The first thing I noticed about Xenocide, book three in the series, is that it was much longer than the first two. Almost twice as long actually. As a testament to how good it was, it didn’t take me much longer to read.
At the beginning of Xenocide we are introduced to another planet, a colony called Path. Path is a world developed from Chinese culture. Some citizens of path, when they are children, show the traits of being Godspoken; the need to clean their hands until they bleed, other strange compulsions, and extremely high intelligence. If they do in fact prove to be Godspoken they are educated and become part of the elite that rules the people of this planet. The Godspoken are supposed to hear the voices of the Gods, and whenever they do or think something unworthy, they must cleanse themselves. At first the reader is led to believe that sixteen year old godspoken woman Qing Jao is going to play a major part in the story, but really it turns out to be her personal servant, Si Wang-mu. I don’t want to give anything away, but let’s just say that these traits that show a person to be godspoken are more than they seem, and the entire belief system of Path is about to be turned upside down.
Until the two worlds begin communicating, Xenocide jumps back and forth between the storyline on path and the story that continues from Speaker for the Dead. The fleet from the previous book, armed with a device capable of destroying entire planets, is still en route and Ender, Ela, Grego, Miro and all the other characters from Speaker for the Dead are desperately working to solve all the different problems that threaten them and the other two intelligent species now living on Lusitania.
This was really a book of philosophy, which is what pushed me from giving it four stars to giving it five. Much of the book is spent delving into the nature of reality itself. The characters are facing huge problems, like solving faster than light travel, the need to stop a devastating, semi-intelligent virus while keeping all of its traits that provide life to the Piggies, and the quest to save Jane, the intelligence that has been born in the huge complex web of information constantly passing between worlds. The interesting thing is that they often solve these problems by telling their ideas to intelligent, but uneducated people; specifically Si Wang Mu. Her questions, though they sound simple, often provide insights that lead the characters to not only discovering the most basic elements of nature, but also the very nature of consciousness and where it comes from. It explores questions of the soul, what it is made of, where it comes from, and what types of life can have it. The book stresses intelligence over education, creativity over compliance, and sacrifice for a greater good.

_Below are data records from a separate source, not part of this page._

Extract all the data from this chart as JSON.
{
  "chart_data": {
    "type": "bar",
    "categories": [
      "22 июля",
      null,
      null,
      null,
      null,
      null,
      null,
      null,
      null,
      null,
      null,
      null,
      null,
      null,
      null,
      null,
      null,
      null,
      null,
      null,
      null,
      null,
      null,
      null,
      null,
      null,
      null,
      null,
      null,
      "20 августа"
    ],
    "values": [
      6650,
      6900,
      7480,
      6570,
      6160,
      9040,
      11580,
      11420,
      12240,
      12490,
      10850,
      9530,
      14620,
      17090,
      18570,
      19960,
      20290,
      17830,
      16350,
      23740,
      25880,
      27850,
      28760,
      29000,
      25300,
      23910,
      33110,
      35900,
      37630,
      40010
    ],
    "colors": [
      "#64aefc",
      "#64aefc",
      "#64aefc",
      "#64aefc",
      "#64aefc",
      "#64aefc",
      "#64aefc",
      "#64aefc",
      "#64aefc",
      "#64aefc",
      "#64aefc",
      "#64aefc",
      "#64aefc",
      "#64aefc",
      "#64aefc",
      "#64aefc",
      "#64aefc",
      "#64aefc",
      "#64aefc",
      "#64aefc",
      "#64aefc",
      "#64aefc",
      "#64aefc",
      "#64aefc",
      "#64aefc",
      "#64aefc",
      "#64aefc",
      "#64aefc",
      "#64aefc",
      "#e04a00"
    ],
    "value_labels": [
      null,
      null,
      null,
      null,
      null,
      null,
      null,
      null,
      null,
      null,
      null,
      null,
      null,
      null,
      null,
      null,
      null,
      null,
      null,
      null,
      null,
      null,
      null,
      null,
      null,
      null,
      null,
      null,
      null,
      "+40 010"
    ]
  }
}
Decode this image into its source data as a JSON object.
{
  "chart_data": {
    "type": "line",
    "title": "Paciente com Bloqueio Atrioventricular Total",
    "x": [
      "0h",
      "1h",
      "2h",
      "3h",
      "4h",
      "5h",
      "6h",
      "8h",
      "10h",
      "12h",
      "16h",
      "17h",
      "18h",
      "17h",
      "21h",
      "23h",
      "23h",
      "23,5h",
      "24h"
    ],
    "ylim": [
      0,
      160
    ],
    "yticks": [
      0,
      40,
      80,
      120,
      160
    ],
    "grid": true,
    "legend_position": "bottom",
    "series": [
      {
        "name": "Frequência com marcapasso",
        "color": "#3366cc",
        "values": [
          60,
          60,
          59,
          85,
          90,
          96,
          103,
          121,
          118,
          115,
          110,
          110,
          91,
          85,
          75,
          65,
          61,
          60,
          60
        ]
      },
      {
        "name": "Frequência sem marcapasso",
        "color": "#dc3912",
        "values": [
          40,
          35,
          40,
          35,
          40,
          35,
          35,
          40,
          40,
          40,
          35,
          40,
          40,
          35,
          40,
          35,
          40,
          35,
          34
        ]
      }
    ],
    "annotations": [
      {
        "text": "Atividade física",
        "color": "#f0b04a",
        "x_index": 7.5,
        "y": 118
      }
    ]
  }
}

It’s not all learning. It is a fun book to read and there’s plenty of personal drama, such as the constant fight between Grego and Quara, the strained relationship between Ender and Novinha, and more than one terrible death.
As with the other books, Card’s writing keeps a reader interested even when there is no action. Over all it was an extremely interesting book, well-written, and hard to put down. I especially recommend it to anyone who enjoys thinking about moral and philosophical concepts.